Adunia explains the structure of his family, what his neighborhood looked like, and talks about the local history. As a child, he helped work in the fields and made deliveries to the nearby market. His parents taught him to sew, read and write. In his free time and on the sabbath, he used to play various games with his relatives.
According to tradition, the reigns of leadership were given to the strong. Adunia’s father, who was a lion hunter, was appointed as a judge and tax collector. When Adunia was ten years old, his father taught him to shoot a gun, and at the age of 11 he joined his father in the court. Adunia describes his father’s role as a judge, the hierarchy of the courts, and the way trials were conducted during the regime of Emperor Haile Selassie. Many trials dealt with disputes about agricultural land, trade or theft.
Adunia talks about the hunting trips his father went on and the preparations for them. He lists the tactics they used to catch various animals, which animals they looked for and which they had to trap, as well as the customs of kashrut and ritual purity connected to each animal. He also tells of a lion cub that his father gave to the leader of the Gojjam region. The cub lived in the regional zoo until the Derg party came to power.
When he grew up, he got married and set out on his own. He became a farmer of his own lands. From the harvest season until the following planting season, he would work in trade. Together with other merchants, Adunia would travel for three days to Sudan and back, bringing merchandise in demand to and from Ethiopia. So, for example, he would take sheep, cattle, and cannabis to Sudan and return to Ethiopia with spices, clothes and radios. Adunia talks about his journeys, the secrets of trading, the routes he travelled and their many dangers.

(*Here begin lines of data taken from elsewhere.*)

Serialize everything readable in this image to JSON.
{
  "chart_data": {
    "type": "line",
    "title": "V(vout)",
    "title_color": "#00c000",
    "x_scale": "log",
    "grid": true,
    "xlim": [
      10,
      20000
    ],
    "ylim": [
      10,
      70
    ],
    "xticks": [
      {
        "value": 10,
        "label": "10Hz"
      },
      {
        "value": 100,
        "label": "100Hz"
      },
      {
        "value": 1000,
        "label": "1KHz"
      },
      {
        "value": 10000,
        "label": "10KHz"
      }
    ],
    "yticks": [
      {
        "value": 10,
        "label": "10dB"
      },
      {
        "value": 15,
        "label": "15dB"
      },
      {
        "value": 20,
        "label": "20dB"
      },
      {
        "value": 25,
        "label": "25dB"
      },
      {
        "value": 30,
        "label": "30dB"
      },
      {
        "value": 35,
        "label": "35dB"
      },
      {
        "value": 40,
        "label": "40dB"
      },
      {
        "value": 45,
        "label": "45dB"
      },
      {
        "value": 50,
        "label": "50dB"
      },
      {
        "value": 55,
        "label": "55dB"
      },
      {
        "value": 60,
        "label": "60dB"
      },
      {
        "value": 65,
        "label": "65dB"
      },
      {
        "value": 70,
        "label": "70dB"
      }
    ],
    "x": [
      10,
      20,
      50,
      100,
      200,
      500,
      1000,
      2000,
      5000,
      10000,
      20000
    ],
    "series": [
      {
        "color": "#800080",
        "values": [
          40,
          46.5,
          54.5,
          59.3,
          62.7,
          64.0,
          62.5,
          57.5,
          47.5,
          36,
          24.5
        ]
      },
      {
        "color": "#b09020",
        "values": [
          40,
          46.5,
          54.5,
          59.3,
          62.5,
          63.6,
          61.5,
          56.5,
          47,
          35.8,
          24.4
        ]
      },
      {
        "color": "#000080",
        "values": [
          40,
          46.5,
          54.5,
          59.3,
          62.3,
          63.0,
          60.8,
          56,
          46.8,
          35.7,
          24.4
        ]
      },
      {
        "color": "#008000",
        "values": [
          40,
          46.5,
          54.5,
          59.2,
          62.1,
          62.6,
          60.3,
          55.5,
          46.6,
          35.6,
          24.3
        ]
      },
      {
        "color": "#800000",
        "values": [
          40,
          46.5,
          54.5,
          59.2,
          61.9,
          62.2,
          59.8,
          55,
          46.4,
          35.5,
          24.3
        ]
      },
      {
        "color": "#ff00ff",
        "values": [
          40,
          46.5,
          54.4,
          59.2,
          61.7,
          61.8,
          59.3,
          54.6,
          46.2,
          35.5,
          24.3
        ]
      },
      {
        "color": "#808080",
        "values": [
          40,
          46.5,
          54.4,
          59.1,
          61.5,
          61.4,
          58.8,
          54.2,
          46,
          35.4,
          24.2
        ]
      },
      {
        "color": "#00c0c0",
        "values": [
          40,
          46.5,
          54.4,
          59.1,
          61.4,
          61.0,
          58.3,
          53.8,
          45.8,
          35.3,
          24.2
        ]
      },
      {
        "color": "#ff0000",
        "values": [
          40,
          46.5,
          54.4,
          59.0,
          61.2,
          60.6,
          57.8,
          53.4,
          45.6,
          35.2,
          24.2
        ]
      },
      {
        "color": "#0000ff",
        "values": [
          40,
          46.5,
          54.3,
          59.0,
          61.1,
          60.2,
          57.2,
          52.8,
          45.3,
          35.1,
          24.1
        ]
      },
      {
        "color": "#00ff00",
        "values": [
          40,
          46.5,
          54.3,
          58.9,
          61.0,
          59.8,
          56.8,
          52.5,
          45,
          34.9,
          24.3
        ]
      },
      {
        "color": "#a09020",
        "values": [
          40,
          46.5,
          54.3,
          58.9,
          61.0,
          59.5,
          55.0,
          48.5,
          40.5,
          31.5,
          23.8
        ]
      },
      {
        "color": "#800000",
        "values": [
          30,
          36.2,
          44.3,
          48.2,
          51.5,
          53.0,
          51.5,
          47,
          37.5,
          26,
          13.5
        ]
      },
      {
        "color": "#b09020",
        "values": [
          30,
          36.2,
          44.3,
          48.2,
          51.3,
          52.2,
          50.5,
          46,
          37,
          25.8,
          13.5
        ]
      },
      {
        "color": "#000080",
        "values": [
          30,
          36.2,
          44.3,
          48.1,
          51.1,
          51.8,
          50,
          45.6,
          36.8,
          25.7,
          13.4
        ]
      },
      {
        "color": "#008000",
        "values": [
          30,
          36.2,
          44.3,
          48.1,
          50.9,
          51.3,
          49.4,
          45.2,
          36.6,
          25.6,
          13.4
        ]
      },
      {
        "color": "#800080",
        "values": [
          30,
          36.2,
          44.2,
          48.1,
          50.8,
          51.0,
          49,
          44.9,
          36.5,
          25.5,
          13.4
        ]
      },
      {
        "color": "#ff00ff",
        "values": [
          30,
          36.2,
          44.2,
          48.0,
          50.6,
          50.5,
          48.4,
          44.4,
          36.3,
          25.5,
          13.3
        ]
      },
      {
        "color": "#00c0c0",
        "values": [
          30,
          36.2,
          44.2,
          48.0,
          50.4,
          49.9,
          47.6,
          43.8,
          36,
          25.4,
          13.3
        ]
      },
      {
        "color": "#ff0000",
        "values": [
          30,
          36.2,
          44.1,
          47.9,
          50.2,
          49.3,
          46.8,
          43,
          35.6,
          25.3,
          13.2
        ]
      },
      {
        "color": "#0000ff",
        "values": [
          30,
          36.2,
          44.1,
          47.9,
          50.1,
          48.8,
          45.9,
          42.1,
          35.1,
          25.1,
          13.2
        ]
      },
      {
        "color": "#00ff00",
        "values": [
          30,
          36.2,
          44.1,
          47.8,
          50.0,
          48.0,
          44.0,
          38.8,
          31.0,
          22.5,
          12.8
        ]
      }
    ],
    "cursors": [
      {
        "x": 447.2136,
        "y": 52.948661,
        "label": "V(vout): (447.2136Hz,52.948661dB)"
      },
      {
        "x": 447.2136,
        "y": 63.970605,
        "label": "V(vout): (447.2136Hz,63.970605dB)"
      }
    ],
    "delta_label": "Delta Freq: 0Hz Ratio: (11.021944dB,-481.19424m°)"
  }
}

Adunia learned Sudanese and began to earn money and enlarge his wealth. When he heard that the path for immigration to Israel via Sudan had opened up, he began to work in Sudan for a wealthy merchant who hired his services as supervisor of the transfer of sesame seeds in a train of camels. After working and waiting for six months, Adunia understood that there had been no development in the immigration to Israel. He returned to Ethiopia, built his house and established a family. He carried on working in agriculture and trade until he immigrated to Israel with his family.